Saints Row: The Third – Paint Your Switch Purple
It’s difficult to criticise the tone of a game that features weapons such as a giant purple dildo and a gun that shoots talking molluscs. Still, it’s hard not to raise a questioning eyebrow at the creators when, after a 10-minute, cop-killing frenzy, your character – the leader of the Third Street Saints – turns to the police escorting him into a jail cell and incredulously comments, “But we paid up for this month!”
To be fair, the Saints Row series has never tried to be as witty as the one game it so clearly exists in the shadow of, always opting for the low road when it comes to humour. So it’s no surprise that you’ll encounter a fair share of tonal dissonance. Luckily, I was in the right mood to just roll with the game’s brash ridiculousness, happy to play a game that failed to click with me on its console release.

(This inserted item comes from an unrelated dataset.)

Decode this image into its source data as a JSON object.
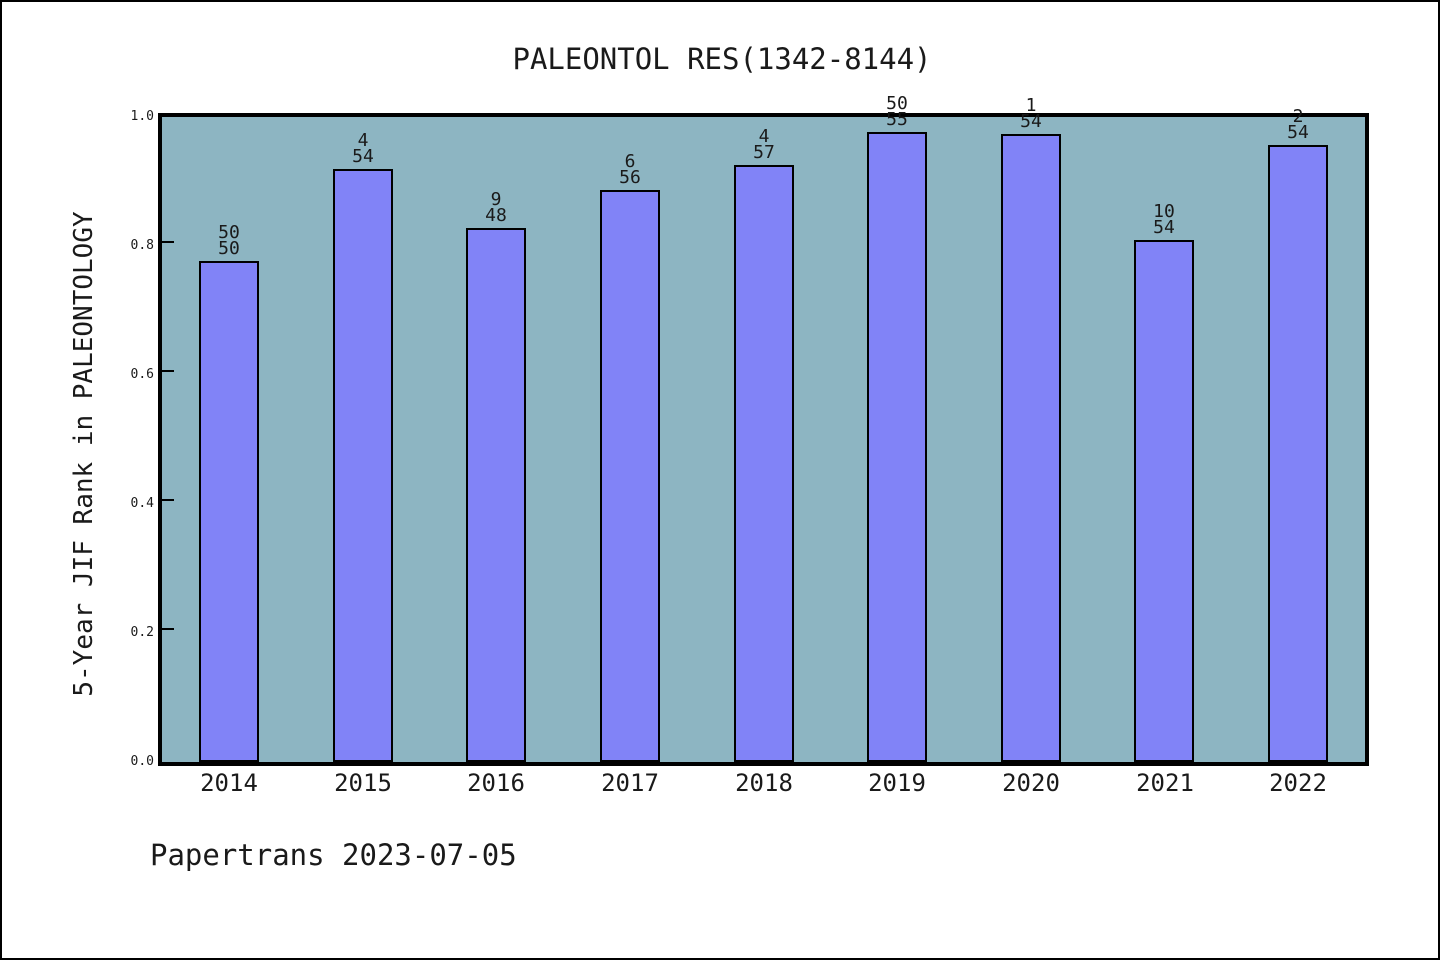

The Switch version may run ugly, with a struggling frame rate, graphical pop-in and input lag, but there’s just something about being able to pick it up, fang around the city, do a few activities or missions and then dock it to charge for later that makes the experience of playing it on the Switch a pure delight – to the point where I found myself drawn to playing this over the comparatively laborious commitment of a TV-and-console session. It’s just so easy to pick this up while my son is napping or my wife is busy doing something for 20 minutes – and then I’m satisfied.
It’s probably just a coincidence, but Saints Row: The Third is perfectly suited to micro-plays, with quick side missions (and a good variety of them) combined with a simple, money-based system of acquiring properties to take over and control areas of the map. Everything you do, even if it’s running completely amuck in the kickass battle tank you receive as part of the “Full Package” DLC, contributes to your earning money, respect and generally becoming more and more powerful.
The experience suffers if you dock the Switch and play at 1080 on a TV, but who is going to do that anyway when you can find the originals on PS3, 360 or PC for a few dollars? This version and I would argue most ports to the Switch, was always going to be aimed at playing in your hands, in short bursts, without the rigmarole of needing to carve out console/TV time.
There’s a lot that I like about Saints Row: The Third that I didn’t appreciate when it first rolled around. The travel system, for instance, gives you arrows whenever you need to turn, so you can fang along roads without needing to check the mini-map, just turn when you see the big, glowing arrows. The quick vehicle entry is still cool to use (the animation never gets old) and the game’s over-the-top weapons are fun to use, especially the missiles from the sky that you can manually control right to a target of your choosing. I like the fact that you can make the fugliest character ever and then giggle during every story scene. The instant delivery of vehicles and the ability to call NPCs in to help with a fight are also cool aspects that underline the game’s commitment to being fun first and foremost.
It is said that Dylan Burns has no shadow, or if he does that it portents a shifting of the elder signs that govern the floating curses of the universe, gathering their power and directing ill intent and misfortune to all game developers that enact post-release patches. Consequently, Dylan’s shadow curse finds itself working overtime, permanently engaged, thus the propagation of legend. When not guiding the swirling forces of evil, Dylan enjoys writing (evil) fiction, taking menacing walks, and lurking behind bus stops with a general demeanour that suggests malevolence.